Cramps Article

 

Painful cramps

Painful menstrual periods are noticeable by crampy lower abdominal pain. A woman may feel sharp pain which comes and goes, or have dull, achying pain. Painful menstural periods may also lead to back pain. Painful menstruation affects many a women. For a few number of women, such discomfort makes it next to impossible to perform normal household, job, or school-related activities for a few days during each menstrual cycle. Painful menstruation is the foremost cause of lost time from school and work among women in their teens and 20's.
The pain may begin more than a few days before or just at the start of your period. It usually subsides as menstrual bleeding tapers off.

Types of painful cramps

Even though some pain during menstruation is normal, excessive pain is not. The medical term for greatly painful periods is dysmenorrhea. There are two general types of dysmenorrhea:

1. Primary dysmenorrhea refers to menstrual pain that take place in otherwise healthy women.
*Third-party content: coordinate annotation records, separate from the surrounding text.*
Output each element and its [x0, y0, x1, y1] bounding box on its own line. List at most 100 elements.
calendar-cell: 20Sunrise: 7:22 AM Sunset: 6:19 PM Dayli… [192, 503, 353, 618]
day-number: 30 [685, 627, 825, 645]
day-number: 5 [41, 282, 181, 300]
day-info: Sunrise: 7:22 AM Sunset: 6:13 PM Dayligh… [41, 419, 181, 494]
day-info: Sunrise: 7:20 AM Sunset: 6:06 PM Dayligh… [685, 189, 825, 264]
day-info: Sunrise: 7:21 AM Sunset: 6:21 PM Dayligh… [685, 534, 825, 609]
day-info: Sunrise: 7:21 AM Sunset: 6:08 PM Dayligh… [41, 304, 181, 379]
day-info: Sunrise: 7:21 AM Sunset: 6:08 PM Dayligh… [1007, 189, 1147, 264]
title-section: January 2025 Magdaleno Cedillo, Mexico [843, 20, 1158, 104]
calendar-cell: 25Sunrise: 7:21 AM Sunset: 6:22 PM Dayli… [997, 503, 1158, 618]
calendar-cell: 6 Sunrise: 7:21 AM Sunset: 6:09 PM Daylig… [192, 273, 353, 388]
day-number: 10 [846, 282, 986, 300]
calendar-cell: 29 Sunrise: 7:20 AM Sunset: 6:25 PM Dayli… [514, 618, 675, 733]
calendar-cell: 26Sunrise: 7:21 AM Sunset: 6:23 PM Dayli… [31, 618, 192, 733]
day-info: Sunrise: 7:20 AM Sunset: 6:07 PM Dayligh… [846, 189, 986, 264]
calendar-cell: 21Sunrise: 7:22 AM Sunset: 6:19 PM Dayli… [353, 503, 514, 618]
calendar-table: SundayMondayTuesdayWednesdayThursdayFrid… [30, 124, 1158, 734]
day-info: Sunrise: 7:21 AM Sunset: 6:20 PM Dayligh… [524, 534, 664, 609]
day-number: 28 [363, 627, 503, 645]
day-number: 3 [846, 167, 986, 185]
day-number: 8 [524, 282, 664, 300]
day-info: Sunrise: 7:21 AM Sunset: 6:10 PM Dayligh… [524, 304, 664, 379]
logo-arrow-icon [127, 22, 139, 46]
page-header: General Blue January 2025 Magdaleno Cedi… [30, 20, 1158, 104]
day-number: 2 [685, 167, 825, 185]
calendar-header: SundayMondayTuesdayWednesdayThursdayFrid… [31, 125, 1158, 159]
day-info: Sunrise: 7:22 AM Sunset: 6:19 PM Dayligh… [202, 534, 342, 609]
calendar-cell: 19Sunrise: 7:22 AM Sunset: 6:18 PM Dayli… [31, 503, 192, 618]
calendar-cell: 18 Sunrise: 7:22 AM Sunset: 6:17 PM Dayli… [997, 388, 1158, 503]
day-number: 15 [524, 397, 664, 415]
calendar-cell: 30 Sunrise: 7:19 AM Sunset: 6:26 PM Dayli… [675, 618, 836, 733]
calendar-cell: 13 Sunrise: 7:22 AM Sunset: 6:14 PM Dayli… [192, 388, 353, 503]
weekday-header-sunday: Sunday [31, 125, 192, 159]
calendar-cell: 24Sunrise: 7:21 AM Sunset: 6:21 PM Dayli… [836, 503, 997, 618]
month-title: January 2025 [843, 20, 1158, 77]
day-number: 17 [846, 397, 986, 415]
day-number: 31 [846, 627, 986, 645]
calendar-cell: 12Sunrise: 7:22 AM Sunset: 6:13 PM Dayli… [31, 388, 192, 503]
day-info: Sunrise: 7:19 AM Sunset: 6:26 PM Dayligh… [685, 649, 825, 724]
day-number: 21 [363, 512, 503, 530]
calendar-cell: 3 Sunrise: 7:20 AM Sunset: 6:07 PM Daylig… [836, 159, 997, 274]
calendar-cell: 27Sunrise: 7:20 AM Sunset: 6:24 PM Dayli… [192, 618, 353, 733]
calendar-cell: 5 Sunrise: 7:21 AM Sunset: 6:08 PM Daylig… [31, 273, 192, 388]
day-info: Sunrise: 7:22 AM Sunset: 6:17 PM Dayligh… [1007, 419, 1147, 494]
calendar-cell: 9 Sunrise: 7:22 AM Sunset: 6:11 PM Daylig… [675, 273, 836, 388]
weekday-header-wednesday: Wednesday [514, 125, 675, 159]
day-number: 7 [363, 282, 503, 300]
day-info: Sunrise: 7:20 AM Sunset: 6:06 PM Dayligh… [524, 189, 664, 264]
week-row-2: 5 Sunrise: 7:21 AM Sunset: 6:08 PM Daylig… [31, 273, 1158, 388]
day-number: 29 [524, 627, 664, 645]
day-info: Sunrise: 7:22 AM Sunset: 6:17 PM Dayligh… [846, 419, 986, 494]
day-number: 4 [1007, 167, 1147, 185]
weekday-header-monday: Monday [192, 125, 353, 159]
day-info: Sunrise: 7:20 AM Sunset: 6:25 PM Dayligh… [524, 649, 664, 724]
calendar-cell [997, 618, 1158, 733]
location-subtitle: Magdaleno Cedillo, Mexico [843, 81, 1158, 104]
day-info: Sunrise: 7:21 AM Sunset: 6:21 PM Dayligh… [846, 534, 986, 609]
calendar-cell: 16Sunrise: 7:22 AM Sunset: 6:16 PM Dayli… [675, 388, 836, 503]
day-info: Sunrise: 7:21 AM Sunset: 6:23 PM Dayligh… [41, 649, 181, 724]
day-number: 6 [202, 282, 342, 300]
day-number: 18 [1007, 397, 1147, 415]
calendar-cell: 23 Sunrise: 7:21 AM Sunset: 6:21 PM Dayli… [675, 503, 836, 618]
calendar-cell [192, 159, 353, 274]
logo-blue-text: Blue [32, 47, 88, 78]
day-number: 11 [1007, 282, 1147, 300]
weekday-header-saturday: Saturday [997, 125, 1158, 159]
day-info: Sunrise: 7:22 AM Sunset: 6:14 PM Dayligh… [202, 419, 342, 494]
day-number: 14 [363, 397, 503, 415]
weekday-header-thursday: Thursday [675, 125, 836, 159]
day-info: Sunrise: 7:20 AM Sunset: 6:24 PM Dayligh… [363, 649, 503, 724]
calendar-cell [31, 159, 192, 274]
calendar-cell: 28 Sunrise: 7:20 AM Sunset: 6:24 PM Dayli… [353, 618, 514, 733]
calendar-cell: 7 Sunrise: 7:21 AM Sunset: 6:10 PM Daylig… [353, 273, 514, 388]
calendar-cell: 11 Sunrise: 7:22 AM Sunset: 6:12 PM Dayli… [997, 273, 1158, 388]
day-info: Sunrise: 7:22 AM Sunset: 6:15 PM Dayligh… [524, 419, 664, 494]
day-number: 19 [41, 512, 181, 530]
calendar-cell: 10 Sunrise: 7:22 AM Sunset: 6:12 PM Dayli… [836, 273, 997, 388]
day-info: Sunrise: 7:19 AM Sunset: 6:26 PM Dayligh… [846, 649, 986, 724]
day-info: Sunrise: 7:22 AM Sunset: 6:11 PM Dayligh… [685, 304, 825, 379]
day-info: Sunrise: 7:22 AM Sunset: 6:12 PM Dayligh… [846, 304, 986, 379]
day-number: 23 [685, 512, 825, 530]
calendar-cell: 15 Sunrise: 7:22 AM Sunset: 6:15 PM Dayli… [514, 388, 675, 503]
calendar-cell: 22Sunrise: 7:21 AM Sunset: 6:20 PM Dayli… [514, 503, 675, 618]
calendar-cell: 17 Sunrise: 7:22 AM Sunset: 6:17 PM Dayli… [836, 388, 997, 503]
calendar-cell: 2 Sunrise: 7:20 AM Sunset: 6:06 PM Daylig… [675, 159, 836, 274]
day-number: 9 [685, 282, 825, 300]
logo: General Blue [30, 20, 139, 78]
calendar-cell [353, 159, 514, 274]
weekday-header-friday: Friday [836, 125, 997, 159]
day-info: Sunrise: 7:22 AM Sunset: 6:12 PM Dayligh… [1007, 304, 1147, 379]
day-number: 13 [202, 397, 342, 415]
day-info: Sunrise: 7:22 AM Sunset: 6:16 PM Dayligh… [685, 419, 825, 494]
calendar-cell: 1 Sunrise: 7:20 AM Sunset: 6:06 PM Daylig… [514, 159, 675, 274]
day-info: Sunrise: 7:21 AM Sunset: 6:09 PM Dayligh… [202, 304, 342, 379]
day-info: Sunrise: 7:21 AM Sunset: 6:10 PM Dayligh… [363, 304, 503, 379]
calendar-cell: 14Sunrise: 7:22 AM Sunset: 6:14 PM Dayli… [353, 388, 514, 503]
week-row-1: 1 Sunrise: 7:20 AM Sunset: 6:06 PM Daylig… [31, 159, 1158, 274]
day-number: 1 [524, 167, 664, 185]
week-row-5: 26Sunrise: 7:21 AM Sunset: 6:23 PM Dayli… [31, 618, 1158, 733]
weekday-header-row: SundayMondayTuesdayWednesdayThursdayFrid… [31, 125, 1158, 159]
This type of pain is not interconnected to any specific problems with the uterus or other pelvic organs.
2. Secondary dysmenorrhea is menstrual pain that is credited to some underlying disease process or structural abnormality either within or outside the uterus.

Activity of the hormone prostaglandin, shaped in the uterus, is thought to be a factor in primary dysmenorrhea. This hormone leads to contraction of the uterus and levels tend to be much higher in women with severe menstrual pain than in women who experience mild or no menstrual pain. If you are like most women, you have almost certainly experienced menstrual cramps at one time or another. For some women menstrual cramps are incapacitating, while others experience only mild discomfort during their period.

Conclusion

Menstrual cramps are thought to be connected to a hormone-like naturally occurring substance called prostaglandins which causes the uterus to contract. If a woman does not ovulate it is improbable that she will encounter cramps during her period, for this reason physicians often prescribe oral contraceptives to ease painful periods. Though, you should be aware that birth control pills cause abnormal bleeding in some women. Primary dysmenorrhea take place most often in young a woman who have just begun their menstrual cycles and often becomes less severe after a woman has given birth or when she reaches her mid-twenties. Secondary dysmenorrhea is diagnosed when menstrual cramps are caused by other circumstances such as endometriosis, fibroid tumors, pelvic adhesions, and ovarian cysts or by the use of an interuterine device (IUD) for birth control.